Il existe aujourd’hui plusieurs variantes de négationnistes
shakespeariens et nous allons en faire la triste liste avant de vous parler de
ce qui nous semble être le tournant qui fit prendre de l’importance à cette pratique
pathétique.
Nous avons des « Marloviens ». Ces admirateurs de
Christopher Marlowe (1564-1593) ont d’ailleurs réussi un coup d’éclat en 2016
lorsque les très respectables (mais apparemment aussi très crédules) Oxford University
Press décidèrent d’écouter une poignée de « chercheurs » qui
déclarèrent que Marlowe et Shakespeare avaient collaboré sur les trois pièces
historiques Henry VI, ce qui fut imprimé dans leur New Oxford
Shakespeare.

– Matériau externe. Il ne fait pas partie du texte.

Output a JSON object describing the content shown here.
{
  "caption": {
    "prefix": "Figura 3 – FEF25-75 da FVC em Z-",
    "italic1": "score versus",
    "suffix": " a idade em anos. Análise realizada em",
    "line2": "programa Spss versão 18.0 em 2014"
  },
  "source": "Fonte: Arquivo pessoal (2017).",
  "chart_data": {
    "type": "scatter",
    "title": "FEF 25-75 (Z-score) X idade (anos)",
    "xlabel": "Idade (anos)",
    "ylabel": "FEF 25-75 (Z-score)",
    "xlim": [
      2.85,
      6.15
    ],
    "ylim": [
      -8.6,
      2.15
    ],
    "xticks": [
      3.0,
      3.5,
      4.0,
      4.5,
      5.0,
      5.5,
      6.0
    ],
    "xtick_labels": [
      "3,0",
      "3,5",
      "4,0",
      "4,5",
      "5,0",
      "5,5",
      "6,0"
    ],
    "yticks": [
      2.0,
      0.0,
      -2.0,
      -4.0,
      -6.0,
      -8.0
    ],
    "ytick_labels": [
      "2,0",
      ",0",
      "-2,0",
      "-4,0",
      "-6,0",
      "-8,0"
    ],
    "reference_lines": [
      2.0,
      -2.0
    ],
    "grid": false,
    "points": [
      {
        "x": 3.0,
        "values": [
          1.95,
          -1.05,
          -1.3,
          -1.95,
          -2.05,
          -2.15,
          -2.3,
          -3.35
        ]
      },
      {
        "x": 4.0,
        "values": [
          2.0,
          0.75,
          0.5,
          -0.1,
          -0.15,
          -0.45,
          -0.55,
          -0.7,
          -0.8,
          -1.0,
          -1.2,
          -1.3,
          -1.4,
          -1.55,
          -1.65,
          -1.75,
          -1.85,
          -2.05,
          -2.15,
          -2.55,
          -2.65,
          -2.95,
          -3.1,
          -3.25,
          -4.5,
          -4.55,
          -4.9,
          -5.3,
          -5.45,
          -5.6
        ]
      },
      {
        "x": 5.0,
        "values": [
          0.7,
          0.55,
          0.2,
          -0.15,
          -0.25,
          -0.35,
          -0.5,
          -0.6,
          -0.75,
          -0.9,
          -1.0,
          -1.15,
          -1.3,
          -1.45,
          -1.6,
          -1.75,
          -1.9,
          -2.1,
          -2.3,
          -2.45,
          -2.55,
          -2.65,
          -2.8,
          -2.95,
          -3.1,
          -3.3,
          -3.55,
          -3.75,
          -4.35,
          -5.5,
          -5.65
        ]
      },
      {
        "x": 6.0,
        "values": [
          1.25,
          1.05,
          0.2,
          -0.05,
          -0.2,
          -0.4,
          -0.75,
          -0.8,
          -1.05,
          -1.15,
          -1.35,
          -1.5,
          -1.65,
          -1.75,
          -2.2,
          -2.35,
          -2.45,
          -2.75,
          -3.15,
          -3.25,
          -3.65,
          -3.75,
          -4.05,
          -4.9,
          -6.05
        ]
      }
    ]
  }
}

Les « chercheurs » affirment avoir la preuve de la
collaboration des deux dramaturges, grâce à l’analyse syntaxique et au travail
d’un superordinateur. Si quelqu’un voulait nous prêter un superordinateur (et
le mathématicien qui va avec afin de mitonner l’algorithme qui va dire à
l’ordinateur quoi chercher), il nous semble tout à fait possible
d’arriver à prouver que ces « chercheurs » sont en fait
ballerines au Bolchoï depuis 1792 – au moins. Ils devraient sans doute demander
de l’aide à M. Camps, mais la vérité et une pseudo-crédibilité apportée par les
éditions d’Oxford leur rapporterait moins d’argent et de pseudo-prestige.
Nous savons
que Shakespeare, après avoir quitté Stratford-upon-Avon, est allé à Londres,
est devenu acteur, puis poète, puis dramaturge, mais Marlowe était déjà un
célèbre dramaturge et une collaboration avec un Shakespeare débutant en
écriture théâtrale est illogique.
Le problème d’une
partie de mes collègues « chercheurs » est qu’ils n’ont d’expérience
littéraire que leur dissection des textes, mais telle une grenouille dans un
laboratoire, leur analyse est invariablement froide ; ils comprennent le
vers et la grammaire, mais la magie de l’écrit littéraire leur échappe. Ils
expliquent la grenouille morte et sont persuadé d’avoir résolu le mystère
– à tort. La seule, en 2016, à avoir émis une hypothèse intéressante est le
Professeur Carol Rutter qui évoqua la possibilité que les points communs entre
Shakespeare et Marlowe venaient peut-être des acteurs qu’ils fréquentaient tous
deux.
Quelques Marloviens
vont même jusqu’à dire que Marlowe a feint d’être mort et que c’est lui qui
écrivait les pièces que Shakespeare présentait.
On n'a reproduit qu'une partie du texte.